Dans le même sillage, je dirai qu’un journaliste mal informé ou mal intentionné, est non seulement un danger pour lui-même, pour ceux qu’il prétend servir, mais aussi pour le reste de la société.

Ces analyses fantaisistes et pleines de contre-vérités, n’ont pour seul objectif que d’opposer les peulhs aux autres communautés. Et servir les intérêts d’un pouvoir transitoire, qui ambitionne d’installer une base militaire française en Guinée. Si ce n’est pas déjà fait. Ce qui provoquerait inéluctablement, une giration dans la tombe de Sékou Touré, et de celles de ses compagnons de lutte pour l’indépendance de notre cher pays.

Pas plus tard que cette semaine, le très jeune président de la transition Burkinabè, a fait une sortie très remarquée. Dans cette apparition médiatique,  Ibrahima Traore a expliqué de façon précise et concise, les maux qui ont favorisé le terrorisme dans son pays, le Faso et dans le Sahel en général.

Ces messieurs « presse » qui agitent toutes sortes d’horreurs, ont-ils suivi ce jeune président?

Plutôt que de servir notre pays, vous le desservez chers monsieur. Et ainsi, vous effrangez  la filiforme  cohésion sociale » ,  en stigmatisant une communauté qui, n’en déplaise, mérite comme les autres, d’aspirer à tout ce qui est de droit. Y compris l’accession au pouvoir dont la simple idée vous fait perdre le sommeil.

De Mody Sory Barry

Mody Sory Barry, puisqu’il s’agit de lui dans cette intervention, est un natif de Timbo (dans Mamou). Timbo, pour rappel, est la capitale politique  du Foutah Théocratique. Il est donc descendant de la famille de feu Mody Sory Mawdho qui fut l’un des imams de ce royaume. C’est lui qui est à la base de cette initiative.

     RETABLISSONS LES FAITS

Puisque vous faites référence à YOUTUBE, je vous informe que dans ces mêmes vidéos que nous avons tous suivies,  Mody Sory Barry, ne parle aucunement de projet d’imposition de suprématie peulh comme vous le faites croire.

Il s’agit plutôt de défendre sa communauté contre les tueries dont celle-ci faisait objet au temps du défunt régime du président Alpha Condé. Et donc un projet dirigé contre le régime de Condé qui avait fait de sa priorité l’assassinat des jeunes, pour la plupart d’adolescents issues de cette communauté.

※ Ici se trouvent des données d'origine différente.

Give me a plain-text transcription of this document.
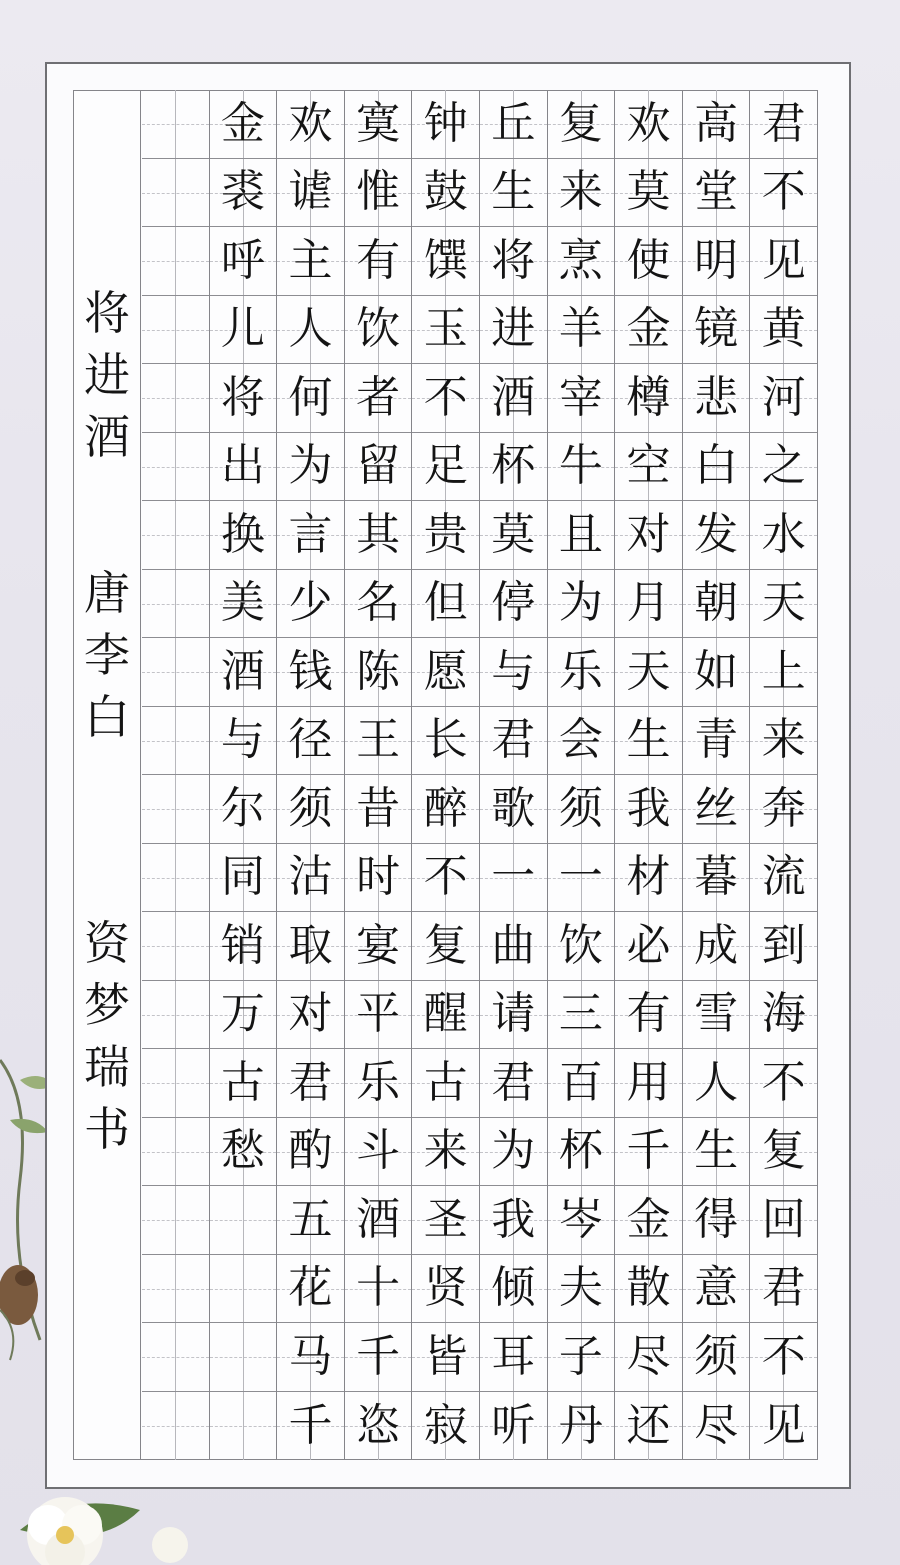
将
进
酒
唐
李
白
资
梦
瑞
书
君
不
见
黄
河
之
水
天
上
来
奔
流
到
海
不
复
回
君
不
见
高
堂
明
镜
悲
白
发
朝
如
青
丝
暮
成
雪
人
生
得
意
须
尽
欢
莫
使
金
樽
空
对
月
天
生
我
材
必
有
用
千
金
散
尽
还
复
来
烹
羊
宰
牛
且
为
乐
会
须
一
饮
三
百
杯
岑
夫
子
丹
丘
生
将
进
酒
杯
莫
停
与
君
歌
一
曲
请
君
为
我
倾
耳
听
钟
鼓
馔
玉
不
足
贵
但
愿
长
醉
不
复
醒
古
来
圣
贤
皆
寂
寞
惟
有
饮
者
留
其
名
陈
王
昔
时
宴
平
乐
斗
酒
十
千
恣
欢
谑
主
人
何
为
言
少
钱
径
须
沽
取
对
君
酌
五
花
马
千
金
裘
呼
儿
将
出
换
美
酒
与
尔
同
销
万
古
愁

Et dans cette aventure, il a invité toutes les communautés du pays à se joindre à lui pour freiner ces tueries à caractère ethnocentrique (plus de 300 jeunes, tués par balles, tous issus de la même communauté pratiquement.)

Toujours sur YOUTUBE, selon Mody Sory Barry, cet état de fait risquerait d’entraîner la division du pays. Il renchérit donc en disant qu’il faut combattre ce pouvoir pour empêcher que le pays ne soit en lambeau.

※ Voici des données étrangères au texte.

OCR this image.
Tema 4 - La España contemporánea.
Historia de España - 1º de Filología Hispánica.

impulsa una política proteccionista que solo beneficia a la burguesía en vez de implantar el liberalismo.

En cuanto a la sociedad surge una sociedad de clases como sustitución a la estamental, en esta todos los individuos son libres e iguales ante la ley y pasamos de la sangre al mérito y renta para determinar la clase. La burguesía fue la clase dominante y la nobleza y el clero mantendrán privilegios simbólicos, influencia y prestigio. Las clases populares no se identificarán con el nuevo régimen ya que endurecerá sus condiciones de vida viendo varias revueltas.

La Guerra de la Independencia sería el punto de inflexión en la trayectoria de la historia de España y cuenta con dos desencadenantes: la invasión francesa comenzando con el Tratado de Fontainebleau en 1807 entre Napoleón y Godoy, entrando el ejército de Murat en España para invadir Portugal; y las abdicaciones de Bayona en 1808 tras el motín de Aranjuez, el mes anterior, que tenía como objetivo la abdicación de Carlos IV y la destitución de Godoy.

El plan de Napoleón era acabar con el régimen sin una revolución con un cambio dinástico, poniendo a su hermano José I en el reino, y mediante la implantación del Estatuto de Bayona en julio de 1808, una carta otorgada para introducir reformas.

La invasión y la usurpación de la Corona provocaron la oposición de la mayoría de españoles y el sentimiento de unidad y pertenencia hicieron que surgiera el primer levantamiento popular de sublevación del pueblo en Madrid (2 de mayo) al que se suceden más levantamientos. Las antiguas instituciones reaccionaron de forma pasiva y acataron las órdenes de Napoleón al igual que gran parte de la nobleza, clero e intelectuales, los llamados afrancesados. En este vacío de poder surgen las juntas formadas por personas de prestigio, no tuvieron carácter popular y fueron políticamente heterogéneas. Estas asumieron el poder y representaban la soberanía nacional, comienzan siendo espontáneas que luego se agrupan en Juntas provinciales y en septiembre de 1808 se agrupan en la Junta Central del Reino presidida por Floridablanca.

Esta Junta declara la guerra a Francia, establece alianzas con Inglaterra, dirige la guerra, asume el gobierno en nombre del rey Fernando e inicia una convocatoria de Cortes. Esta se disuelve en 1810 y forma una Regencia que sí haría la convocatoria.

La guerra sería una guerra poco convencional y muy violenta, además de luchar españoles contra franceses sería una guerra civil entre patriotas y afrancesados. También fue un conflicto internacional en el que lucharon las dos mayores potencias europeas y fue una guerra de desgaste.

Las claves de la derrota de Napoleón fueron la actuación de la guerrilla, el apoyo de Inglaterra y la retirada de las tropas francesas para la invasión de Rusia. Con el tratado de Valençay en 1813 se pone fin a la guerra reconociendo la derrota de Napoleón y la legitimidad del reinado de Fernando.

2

Ce sont des faits que nous avons vécus  depuis 2010 et que nous continuons de vivre aujourd’hui. De surcroît, ces faits, plutôt que de vous attrister, vous réjouissaient d’ailleurs, dans les couloirs, pendant que certains de vos collègues étaient presqu’en larme.

A la Haute Autorité De La Communication (HAC)

Si les propos du journaliste Ibrahima Sory Lincoln Soumah, qui n’avait fait à l’époque que dénoncer les tueries ciblées sur une communauté (les peulhs), ont été jugés dangereux et de nature à déstabiliser le pays, il serait intéressant que vous portiez un regard sur cette autre sortie qui est sans nul doute plus dangereuse. D’autant plus qu’elle découle de fausses interprétations et d’une volonté manifeste d’opposer les différentes communautés du pays pour servir les intérêts d’un pouvoir aux intentions douteuses.

Et si on se remettait en cause ?

En attendant le réveil de la HAC, curieusement très proactive quand il s’agit de faire les yeux doux au chef, chers messieurs, le fait d’arrêter un monsieur Barry qui aurait un « projet terroriste » ne fait pas des peulhs des terroristes. La solution ne réside pas dans la diabolisation d’une communauté, mais plutôt dans l’éradication de la cause qui pourrait produire des conséquences néfastes pour tous.

Au lieu donc d’encourager le pouvoir que vous servez dans cette aventure, dites-lui d’arrêter ces assassinats ciblés contre une communauté. Et au cas où cela serait trop vous demander,  si votre objectif est réellement de servir la Guinée, ce qui surprendrait plus d’un, tâchez au moins de raconter les faits. Au pire des cas, changez de métier pour ne pas mettre le feu au pays.